Over the past week I have received literally thousands of emails from people who have read my posts on the Transportation Security Administration (TSA). These e-mails are as varied in opinion as the fabric of people that weave the United States together.
Of all the emails I have read, more than 300 of them shared a common theme … people who both sought an Israeli style airport security procedure while also seeking a less intrusive airport security experience. I am sure the vast majority of these 300 people have had their opinions shaped by the 30 December 2009 article in the Toronto Star entitled the “The ‘Israelification’ of airports: High security, little bother.”
While the Toronto Star article paints an almost utopian view of how airport security should be … it leaves out certain important details that would make those seeking to limit the intrusiveness of the TSA in the United States shudder. With all the arguments regarding the TSA and Fourth Amendment rights, adopting Israeli airport security tactics would make the current state of the TSA seem like something that the late attorney William Kunstler might even approve of.
The Toronto Star article seems to indicate that on the surface Israeli airport security seems almost invisible; the reality is that it is far more blatant than invisible.
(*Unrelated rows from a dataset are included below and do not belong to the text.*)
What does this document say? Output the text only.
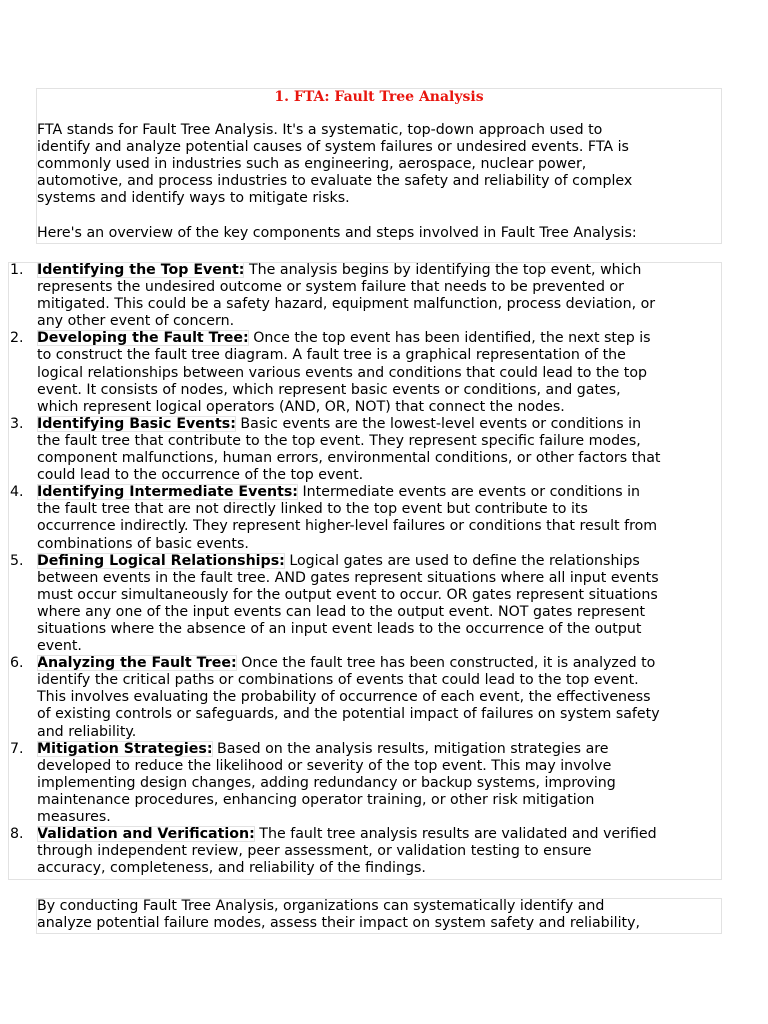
1. FTA: Fault Tree Analysis

FTA stands for Fault Tree Analysis. It's a systematic, top-down approach used to
identify and analyze potential causes of system failures or undesired events. FTA is
commonly used in industries such as engineering, aerospace, nuclear power,
automotive, and process industries to evaluate the safety and reliability of complex
systems and identify ways to mitigate risks.

Here's an overview of the key components and steps involved in Fault Tree Analysis:

1. Identifying the Top Event: The analysis begins by identifying the top event, which
represents the undesired outcome or system failure that needs to be prevented or
mitigated. This could be a safety hazard, equipment malfunction, process deviation, or
any other event of concern.
2. Developing the Fault Tree: Once the top event has been identified, the next step is
to construct the fault tree diagram. A fault tree is a graphical representation of the
logical relationships between various events and conditions that could lead to the top
event. It consists of nodes, which represent basic events or conditions, and gates,
which represent logical operators (AND, OR, NOT) that connect the nodes.
3. Identifying Basic Events: Basic events are the lowest-level events or conditions in
the fault tree that contribute to the top event. They represent specific failure modes,
component malfunctions, human errors, environmental conditions, or other factors that
could lead to the occurrence of the top event.
4. Identifying Intermediate Events: Intermediate events are events or conditions in
the fault tree that are not directly linked to the top event but contribute to its
occurrence indirectly. They represent higher-level failures or conditions that result from
combinations of basic events.
5. Defining Logical Relationships: Logical gates are used to define the relationships
between events in the fault tree. AND gates represent situations where all input events
must occur simultaneously for the output event to occur. OR gates represent situations
where any one of the input events can lead to the output event. NOT gates represent
situations where the absence of an input event leads to the occurrence of the output
event.
6. Analyzing the Fault Tree: Once the fault tree has been constructed, it is analyzed to
identify the critical paths or combinations of events that could lead to the top event.
This involves evaluating the probability of occurrence of each event, the effectiveness
of existing controls or safeguards, and the potential impact of failures on system safety
and reliability.
7. Mitigation Strategies: Based on the analysis results, mitigation strategies are
developed to reduce the likelihood or severity of the top event. This may involve
implementing design changes, adding redundancy or backup systems, improving
maintenance procedures, enhancing operator training, or other risk mitigation
measures.
8. Validation and Verification: The fault tree analysis results are validated and verified
through independent review, peer assessment, or validation testing to ensure
accuracy, completeness, and reliability of the findings.

By conducting Fault Tree Analysis, organizations can systematically identify and
analyze potential failure modes, assess their impact on system safety and reliability,
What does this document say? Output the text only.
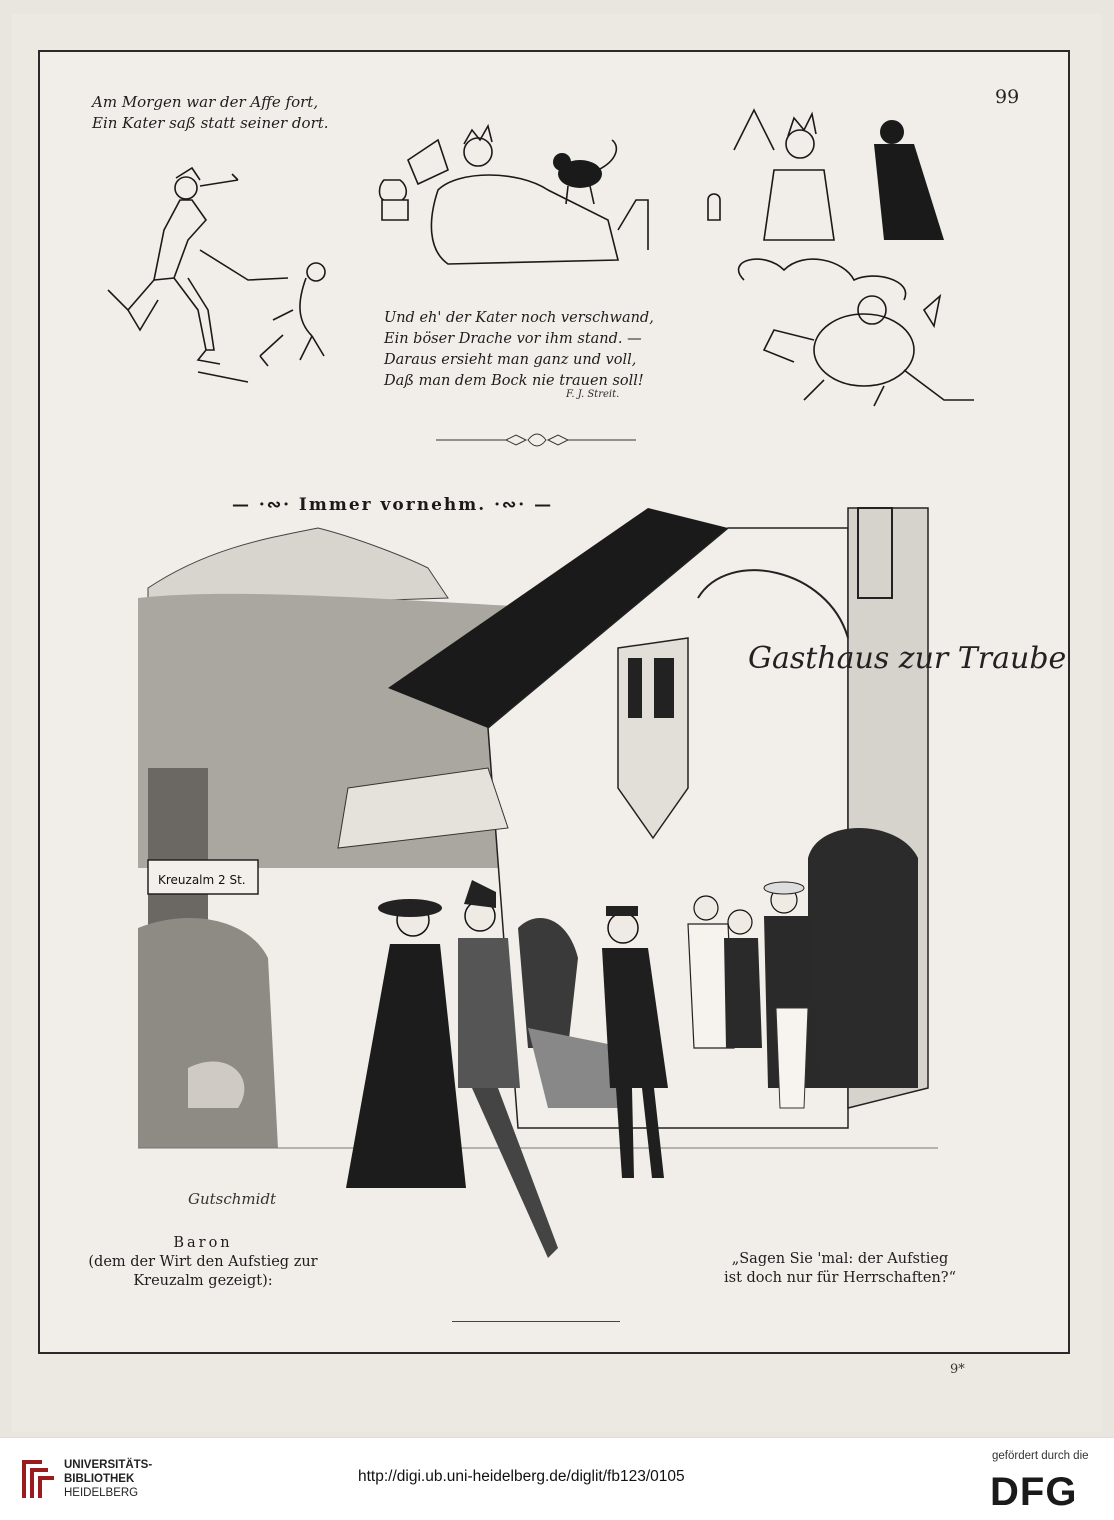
99
Am Morgen war der Affe fort,
Ein Kater saß statt seiner dort.
Und eh' der Kater noch verschwand,
Ein böser Drache vor ihm stand. —
Daraus ersieht man ganz und voll,
Daß man dem Bock nie trauen soll!
F. J. Streit.
— ·∾· Immer vornehm. ·∾· —
Gasthaus zur Traube
Kreuzalm 2 St.
Gutschmidt
Baron
(dem der Wirt den Aufstieg zur
Kreuzalm gezeigt):
„Sagen Sie 'mal: der Aufstieg
ist doch nur für Herrschaften?“
9*
UNIVERSITÄTS-
BIBLIOTHEK
HEIDELBERG
http://digi.ub.uni-heidelberg.de/diglit/fb123/0105
gefördert durch die
DFG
For those departing from airports in Israel, Israel Airports Authority (I.A.A.) Security Division Officers stop entering cars to ask, “How are you? Where are you coming from?”
Should a response to “How are you? Where are you coming from?” not satisfy the Officers, passengers in the car may either denied entry into the airport complex, or pulled aside for further questioning. I.A.A. Security Division Officers are not looking for the usual nervous response from tourists unfamiliar with these security tactics … but some facial expression or hesitation in the voice that need not be quantified other than they didn’t like the answer. There is no appeal; there is no asking for a supervisor.
Once passengers proceed from the vehicle checkpoint to the terminal they once again encounter armed I.A.A. Security Division Officers. These officers are looking for unusual behaviours, again behaviours that need not be quantified, and should a traveler be stopped and questioned they cannot choose to leave, opt out or avoid the questioning.
Once inside a terminal at an Israeli airport before a passenger may check in, or check their baggage, they are potentially subject to a random search and interrogation, as well as a random hand search of all their baggage and possible inspection by a magnetometer.
Now … passengers may finally proceed to check in counters, but before passengers may proceed to the check in counters, all passengers must first hand their passport and travel documents to an I.A.A. Security Officer for review and a one-on-one interview. An interview may take as little as 30 second … or can result in a full interrogation lasting hours, include a full ‘real’ strip search and cavity search, as well as a complete background check and check of banking records.
Those selected for a further interrogation do not have the option of ‘opting out,’ or leaving or refusing to cooperate with the interrogation, regardless of the questions being asked. Once a traveler has been stopped for questioning at this juncture, like all previous junctures, they cannot leave; their rights have essentially been suspended.
While the I.A.A.’s goal is to transition passengers from curb to the gate area in under thirty minutes, there are a significant number of ‘innocent’ passengers that find themselves being interrogated for an extended period if time, and others who find themselves being strip searched.
One such example of these searches would be Hedy Epstein, from Saint Louis, a holocaust survivor, who found herself being strip searched at Tel Aviv’s Ben Gurion International Airport after authorities questioned her regarding her visit to the historical cities of Bethlehem and Qalqilya, both of which are in Palestinian controlled areas. This elderly woman, who lost both her parents to the concentration camps, had no recourse but to comply completely with the interrogation and strip search. The alternative was to be arrested for her failure to comply, at which point she’d be subject to the same search and interrogation.
There is no argument that Israel’s airport security in by far the most effective in the world. Israel’s airport security not only incorporates the human element of traveler intelligence gathering, as well as the technology of screening … but also the physical architecture of the airports it exists in.
The United States and TSA can adapt and adopt security concepts from Israel, however the largest obstacles to overcome are not fourth amendment rights issues. In the United States the TSA has proven time and time again to be reactionary rather than proactive, as well it has proven to not create security protocols to enhance aviation security based on the actual threat scenarios developed by its own expert analysts. In Israel people trust those in charge of aviation security … in the United States we deeply distrust and fear those responsible for securing our airports.
So for those people who have written me, and even those who have not, who are stating that they want both reduced intrusion from the TSA and want the TSA to adopt Israeli style airport security … it cannot happen … and it certainly cannot happen at this point in time.